Ce film pourrait être la suite d'Amour, la Palme d'Or de Michael Haneke. Pour moi, c'est la suite d'Amour. Même décor (un grand appartement parisien), même personnage (un vieillard dépressif et infréquentable, aux portes du trépas), même ambiance (feutrée, silencieuse, la mort qui rôde), même époque (actuelle et déphasée : aucune tablette ni phablette à l'écran), même saison (automne-hiver, mais il fait un temps magnifique sur Paris) même CSP (plutôt le haut du panier, de belles reproductions ornent les murs de l'appartement, un immense piano occupe le salon, autant d'indices qui ne trompent pas, sans compter la penderie démente du vieux). Je pourrai encore allonger la liste tant les points communs entre les deux films sont légion. Rien de plus normal pour une suite directe ! Le cinéaste autrichien et ses acteurs couverts de trophées ont logiquement cédé leurs places. Comment oser, en effet, remettre le couvert après un tel succès ?! Rappelons-le, jamais un film n'avait accumulé autant de récompenses in a row qu'Amour en 2012-2013 : d'abord la Palme d'Or cannoise, puis, coup sur coup, le Golden Globe, le BAFTA et l'Oscar du meilleur film étranger ainsi que l'European Award et, cerise sur le gâteau, le César du meilleur film, pour ne rien gâcher à la fête ! Du jamais vu ! Aucun cinéaste n'avait réussi cet exploit.

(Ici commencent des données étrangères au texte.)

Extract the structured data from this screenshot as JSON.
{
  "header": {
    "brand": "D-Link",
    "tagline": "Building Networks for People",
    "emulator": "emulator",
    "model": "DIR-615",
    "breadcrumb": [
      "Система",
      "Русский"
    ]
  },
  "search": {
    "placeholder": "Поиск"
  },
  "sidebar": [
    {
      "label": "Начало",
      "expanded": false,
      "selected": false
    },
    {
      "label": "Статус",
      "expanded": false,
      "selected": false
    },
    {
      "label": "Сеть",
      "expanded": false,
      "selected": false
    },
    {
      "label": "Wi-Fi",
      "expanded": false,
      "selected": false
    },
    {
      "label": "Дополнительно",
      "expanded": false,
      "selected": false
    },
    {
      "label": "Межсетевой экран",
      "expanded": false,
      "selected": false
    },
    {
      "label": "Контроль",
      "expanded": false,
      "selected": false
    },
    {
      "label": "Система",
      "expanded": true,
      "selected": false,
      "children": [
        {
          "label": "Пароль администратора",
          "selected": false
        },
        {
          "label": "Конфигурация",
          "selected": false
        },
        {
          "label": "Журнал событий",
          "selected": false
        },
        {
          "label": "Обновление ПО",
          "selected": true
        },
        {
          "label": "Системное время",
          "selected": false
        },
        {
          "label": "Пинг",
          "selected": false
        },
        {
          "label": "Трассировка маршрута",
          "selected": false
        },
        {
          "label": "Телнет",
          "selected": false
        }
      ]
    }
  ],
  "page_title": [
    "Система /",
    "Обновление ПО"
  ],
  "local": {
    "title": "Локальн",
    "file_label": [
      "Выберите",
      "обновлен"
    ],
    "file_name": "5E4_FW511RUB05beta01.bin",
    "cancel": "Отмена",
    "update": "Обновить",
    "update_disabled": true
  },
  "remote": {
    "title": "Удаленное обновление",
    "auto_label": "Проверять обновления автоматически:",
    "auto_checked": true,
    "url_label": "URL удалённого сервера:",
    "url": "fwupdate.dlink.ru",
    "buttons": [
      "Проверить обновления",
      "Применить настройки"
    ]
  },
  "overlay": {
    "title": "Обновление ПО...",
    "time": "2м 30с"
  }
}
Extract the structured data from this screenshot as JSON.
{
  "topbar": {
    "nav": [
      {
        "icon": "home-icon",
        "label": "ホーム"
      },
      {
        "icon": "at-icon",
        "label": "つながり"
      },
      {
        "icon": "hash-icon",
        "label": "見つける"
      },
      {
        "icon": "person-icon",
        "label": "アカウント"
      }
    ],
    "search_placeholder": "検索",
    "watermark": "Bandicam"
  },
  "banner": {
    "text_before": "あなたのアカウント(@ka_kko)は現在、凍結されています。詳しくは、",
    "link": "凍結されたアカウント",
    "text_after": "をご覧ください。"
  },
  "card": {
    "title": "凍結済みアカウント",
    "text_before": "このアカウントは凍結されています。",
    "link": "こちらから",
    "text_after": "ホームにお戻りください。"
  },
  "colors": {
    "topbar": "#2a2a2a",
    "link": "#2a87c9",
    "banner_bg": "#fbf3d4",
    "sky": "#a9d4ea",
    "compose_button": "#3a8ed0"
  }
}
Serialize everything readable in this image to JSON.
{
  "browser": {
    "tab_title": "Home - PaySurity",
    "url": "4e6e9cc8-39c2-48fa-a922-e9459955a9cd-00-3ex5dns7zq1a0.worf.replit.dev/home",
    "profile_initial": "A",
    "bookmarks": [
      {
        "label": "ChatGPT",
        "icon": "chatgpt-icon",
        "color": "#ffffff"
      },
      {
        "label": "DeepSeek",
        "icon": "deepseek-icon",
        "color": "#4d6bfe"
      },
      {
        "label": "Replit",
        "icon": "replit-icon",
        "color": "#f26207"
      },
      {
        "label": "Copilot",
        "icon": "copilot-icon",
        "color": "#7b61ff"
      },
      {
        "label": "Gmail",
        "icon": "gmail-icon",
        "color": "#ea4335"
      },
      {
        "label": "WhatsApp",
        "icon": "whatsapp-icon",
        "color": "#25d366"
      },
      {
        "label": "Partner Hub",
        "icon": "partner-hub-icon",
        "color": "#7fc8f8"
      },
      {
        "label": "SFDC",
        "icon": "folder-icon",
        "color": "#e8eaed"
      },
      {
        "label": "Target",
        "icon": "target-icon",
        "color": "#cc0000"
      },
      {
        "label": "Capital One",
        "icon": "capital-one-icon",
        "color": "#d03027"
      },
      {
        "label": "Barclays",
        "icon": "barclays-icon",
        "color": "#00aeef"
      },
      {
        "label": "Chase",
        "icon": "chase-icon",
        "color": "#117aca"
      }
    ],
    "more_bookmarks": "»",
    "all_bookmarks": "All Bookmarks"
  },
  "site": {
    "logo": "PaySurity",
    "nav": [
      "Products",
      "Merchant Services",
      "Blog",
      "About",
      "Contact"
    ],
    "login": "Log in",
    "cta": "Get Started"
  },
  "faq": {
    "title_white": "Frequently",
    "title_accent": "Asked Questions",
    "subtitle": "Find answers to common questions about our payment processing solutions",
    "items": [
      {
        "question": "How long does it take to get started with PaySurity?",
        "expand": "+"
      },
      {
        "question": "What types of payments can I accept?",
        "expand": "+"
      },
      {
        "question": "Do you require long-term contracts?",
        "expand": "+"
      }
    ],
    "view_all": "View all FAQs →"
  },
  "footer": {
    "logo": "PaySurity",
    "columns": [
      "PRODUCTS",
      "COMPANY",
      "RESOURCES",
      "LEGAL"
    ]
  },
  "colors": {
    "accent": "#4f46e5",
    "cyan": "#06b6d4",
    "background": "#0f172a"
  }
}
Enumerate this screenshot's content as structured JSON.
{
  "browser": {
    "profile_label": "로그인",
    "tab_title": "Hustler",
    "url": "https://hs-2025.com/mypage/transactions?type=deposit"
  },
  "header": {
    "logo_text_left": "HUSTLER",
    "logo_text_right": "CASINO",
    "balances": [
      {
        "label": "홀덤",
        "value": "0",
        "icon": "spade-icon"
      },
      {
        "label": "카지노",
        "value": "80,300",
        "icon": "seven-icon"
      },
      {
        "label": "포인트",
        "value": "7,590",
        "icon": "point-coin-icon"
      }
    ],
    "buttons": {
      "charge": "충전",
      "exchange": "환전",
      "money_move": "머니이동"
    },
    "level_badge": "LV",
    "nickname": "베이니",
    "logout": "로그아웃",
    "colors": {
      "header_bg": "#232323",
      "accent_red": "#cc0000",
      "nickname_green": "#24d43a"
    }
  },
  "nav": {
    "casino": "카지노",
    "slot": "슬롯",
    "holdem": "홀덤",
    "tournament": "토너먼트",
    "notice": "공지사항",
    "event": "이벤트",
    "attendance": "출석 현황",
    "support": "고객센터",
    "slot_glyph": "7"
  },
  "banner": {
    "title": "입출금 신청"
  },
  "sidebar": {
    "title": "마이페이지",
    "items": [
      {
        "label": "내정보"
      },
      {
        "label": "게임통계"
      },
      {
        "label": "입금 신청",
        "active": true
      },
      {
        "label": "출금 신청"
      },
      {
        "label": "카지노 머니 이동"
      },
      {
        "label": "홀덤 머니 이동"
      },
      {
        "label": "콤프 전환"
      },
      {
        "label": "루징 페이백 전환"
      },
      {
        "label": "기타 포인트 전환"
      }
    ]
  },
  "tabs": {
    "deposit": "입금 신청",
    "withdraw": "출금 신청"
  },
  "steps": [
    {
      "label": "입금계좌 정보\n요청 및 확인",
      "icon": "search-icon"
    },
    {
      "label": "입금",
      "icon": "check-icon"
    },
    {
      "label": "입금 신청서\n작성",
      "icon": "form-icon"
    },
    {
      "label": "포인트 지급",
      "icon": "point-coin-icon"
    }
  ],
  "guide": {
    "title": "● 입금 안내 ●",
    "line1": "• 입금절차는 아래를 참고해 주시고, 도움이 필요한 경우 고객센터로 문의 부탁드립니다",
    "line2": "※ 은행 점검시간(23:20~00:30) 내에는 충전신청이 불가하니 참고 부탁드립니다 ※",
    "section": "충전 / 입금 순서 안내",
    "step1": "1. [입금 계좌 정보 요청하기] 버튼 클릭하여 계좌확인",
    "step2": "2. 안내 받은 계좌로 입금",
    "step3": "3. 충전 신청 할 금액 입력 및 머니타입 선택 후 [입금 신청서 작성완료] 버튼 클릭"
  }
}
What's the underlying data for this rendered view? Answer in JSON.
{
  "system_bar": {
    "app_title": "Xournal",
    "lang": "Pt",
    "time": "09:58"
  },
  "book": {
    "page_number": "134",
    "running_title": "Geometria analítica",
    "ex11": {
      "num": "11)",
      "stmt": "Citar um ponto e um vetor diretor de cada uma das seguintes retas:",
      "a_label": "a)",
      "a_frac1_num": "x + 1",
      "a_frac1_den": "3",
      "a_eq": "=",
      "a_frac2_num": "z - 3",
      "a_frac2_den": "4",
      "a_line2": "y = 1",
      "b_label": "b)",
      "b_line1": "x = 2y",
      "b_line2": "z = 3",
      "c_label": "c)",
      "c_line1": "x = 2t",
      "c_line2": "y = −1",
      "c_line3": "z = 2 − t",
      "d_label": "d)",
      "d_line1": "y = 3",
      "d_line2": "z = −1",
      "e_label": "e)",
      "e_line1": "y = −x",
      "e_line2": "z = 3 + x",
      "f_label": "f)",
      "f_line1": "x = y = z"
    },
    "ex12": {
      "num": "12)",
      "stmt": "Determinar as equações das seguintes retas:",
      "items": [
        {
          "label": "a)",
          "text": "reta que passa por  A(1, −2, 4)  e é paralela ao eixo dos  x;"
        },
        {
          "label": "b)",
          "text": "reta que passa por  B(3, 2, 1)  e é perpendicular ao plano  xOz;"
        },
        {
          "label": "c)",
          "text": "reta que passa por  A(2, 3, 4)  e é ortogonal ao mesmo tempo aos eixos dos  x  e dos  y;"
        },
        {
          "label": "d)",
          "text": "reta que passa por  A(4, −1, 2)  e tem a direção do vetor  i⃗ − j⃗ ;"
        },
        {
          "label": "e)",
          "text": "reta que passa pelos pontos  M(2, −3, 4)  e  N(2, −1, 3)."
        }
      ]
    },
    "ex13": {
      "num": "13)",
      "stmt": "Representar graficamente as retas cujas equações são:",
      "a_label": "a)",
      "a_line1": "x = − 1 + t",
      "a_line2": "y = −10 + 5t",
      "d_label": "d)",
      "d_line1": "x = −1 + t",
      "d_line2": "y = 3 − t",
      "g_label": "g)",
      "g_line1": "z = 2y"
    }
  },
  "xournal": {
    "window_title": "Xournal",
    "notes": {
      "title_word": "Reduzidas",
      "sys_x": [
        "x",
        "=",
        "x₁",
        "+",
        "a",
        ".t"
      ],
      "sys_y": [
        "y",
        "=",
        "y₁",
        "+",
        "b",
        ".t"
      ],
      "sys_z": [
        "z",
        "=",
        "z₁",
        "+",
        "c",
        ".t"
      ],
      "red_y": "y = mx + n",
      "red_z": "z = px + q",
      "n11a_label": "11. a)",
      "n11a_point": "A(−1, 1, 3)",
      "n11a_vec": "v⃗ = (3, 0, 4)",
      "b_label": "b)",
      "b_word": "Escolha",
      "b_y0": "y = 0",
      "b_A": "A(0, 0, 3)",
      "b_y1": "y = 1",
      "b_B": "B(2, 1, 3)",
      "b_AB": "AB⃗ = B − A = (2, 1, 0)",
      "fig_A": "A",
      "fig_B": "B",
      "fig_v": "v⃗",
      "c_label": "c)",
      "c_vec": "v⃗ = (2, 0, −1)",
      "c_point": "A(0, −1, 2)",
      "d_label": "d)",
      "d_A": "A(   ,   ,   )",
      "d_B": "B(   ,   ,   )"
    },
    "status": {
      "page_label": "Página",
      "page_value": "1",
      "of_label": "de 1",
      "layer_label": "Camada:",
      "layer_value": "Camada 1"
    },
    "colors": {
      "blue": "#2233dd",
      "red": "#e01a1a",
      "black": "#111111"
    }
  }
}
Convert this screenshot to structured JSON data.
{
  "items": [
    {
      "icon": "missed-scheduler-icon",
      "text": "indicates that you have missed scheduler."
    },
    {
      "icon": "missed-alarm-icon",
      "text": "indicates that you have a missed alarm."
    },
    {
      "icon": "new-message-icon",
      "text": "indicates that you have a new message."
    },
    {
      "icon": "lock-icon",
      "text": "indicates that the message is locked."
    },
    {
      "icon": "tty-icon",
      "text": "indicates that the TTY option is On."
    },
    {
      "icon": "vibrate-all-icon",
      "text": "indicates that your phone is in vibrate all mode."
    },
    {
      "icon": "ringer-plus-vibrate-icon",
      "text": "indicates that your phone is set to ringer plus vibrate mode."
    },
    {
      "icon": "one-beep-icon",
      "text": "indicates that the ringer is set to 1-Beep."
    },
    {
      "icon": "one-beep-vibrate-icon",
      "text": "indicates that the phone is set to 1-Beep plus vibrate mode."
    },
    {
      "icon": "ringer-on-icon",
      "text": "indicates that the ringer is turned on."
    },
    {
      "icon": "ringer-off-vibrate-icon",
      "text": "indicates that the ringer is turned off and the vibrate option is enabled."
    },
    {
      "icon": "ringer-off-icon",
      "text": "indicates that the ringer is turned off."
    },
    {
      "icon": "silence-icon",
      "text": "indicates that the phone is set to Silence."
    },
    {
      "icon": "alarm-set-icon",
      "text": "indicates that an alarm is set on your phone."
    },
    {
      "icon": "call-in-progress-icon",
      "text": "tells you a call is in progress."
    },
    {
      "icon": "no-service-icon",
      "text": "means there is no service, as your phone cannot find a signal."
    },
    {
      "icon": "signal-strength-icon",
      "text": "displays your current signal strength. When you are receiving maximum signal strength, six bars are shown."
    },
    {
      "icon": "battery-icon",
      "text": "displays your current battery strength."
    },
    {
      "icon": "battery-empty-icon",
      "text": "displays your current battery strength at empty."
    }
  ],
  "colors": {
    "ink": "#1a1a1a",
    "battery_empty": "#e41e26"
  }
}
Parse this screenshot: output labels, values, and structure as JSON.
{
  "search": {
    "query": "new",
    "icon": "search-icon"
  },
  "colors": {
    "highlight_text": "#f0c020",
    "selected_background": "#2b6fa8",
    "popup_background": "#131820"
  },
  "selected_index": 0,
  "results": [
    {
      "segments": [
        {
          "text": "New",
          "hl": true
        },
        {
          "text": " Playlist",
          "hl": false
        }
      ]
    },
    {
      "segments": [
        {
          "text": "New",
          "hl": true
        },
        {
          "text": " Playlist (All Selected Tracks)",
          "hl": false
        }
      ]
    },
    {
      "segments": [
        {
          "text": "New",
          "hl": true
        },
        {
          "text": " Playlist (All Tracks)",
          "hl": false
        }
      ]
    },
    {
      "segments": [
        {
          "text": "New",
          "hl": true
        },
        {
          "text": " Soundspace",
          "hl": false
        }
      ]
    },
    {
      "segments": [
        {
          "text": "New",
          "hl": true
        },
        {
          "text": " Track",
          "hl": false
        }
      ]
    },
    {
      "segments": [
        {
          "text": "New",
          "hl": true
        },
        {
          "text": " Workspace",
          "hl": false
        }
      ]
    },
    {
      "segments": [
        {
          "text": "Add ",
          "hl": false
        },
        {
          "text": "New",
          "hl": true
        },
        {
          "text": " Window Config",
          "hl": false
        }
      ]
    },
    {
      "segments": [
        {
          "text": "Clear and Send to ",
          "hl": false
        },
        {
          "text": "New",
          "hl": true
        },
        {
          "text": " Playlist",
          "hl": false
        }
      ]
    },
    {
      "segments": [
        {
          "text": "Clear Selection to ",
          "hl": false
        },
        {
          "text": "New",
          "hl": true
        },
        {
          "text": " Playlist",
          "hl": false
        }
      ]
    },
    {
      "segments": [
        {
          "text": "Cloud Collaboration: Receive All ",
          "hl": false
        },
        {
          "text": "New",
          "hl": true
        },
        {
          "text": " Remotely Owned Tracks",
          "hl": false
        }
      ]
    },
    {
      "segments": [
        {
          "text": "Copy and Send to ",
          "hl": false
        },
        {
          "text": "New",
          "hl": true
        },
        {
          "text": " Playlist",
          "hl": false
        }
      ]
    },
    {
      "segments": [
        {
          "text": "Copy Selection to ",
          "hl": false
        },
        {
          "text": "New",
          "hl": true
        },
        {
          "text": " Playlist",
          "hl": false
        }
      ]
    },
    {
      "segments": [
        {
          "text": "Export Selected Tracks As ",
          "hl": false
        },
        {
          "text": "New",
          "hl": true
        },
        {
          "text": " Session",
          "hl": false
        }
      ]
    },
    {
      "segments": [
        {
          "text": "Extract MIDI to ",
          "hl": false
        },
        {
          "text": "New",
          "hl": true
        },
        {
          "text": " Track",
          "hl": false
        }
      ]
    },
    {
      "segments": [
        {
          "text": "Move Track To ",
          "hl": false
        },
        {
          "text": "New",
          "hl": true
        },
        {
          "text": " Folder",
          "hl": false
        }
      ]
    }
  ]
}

Il est par conséquent tout à fait logique que Michael Haneke se soit écarté de cette suite et qu'il ait même choisi de l'ignorer poliment afin, j'imagine, de ne pas "salir son bébé". Mais si son retrait est compréhensible, il est injuste et cruel d'ignorer un tel film, un tel projet, car il fallait vraiment ne pas avoir froid aux yeux pour s'attaquer au monument de l'austère autrichien ! C'est donc le prestigieux Michael Caine (rien que ça !) qui reprend le rôle lâchement délaissé par Jean-Louis Trintignant, tandis que la dénommée Sandra Nettelbeck, inconnue au bataillon mais dotée d'un courage immense, s'occupe de la mise en scène et du scénario. Le pari est sacrément osé, j'étais donc très curieux de voir ça, d'autant plus que je me devais de régler un souci d'ordre personnel avec le film de Haneke, qui avait occasionné chez moi quelques nuits blanches et des cauchemars terribles. Je devais panser la plaie béante qu'avait laissé en moi son final morbide. Il me fallait revoir tout ce beau monde pour mieux le quitter en de meilleurs termes. L'existence de ce Mr Morgan's Last Love (qui a pour véritable titre Last Love, ce qui fait évidemment sens), a priori sans intérêt, fut donc pour moi un véritable soulagement.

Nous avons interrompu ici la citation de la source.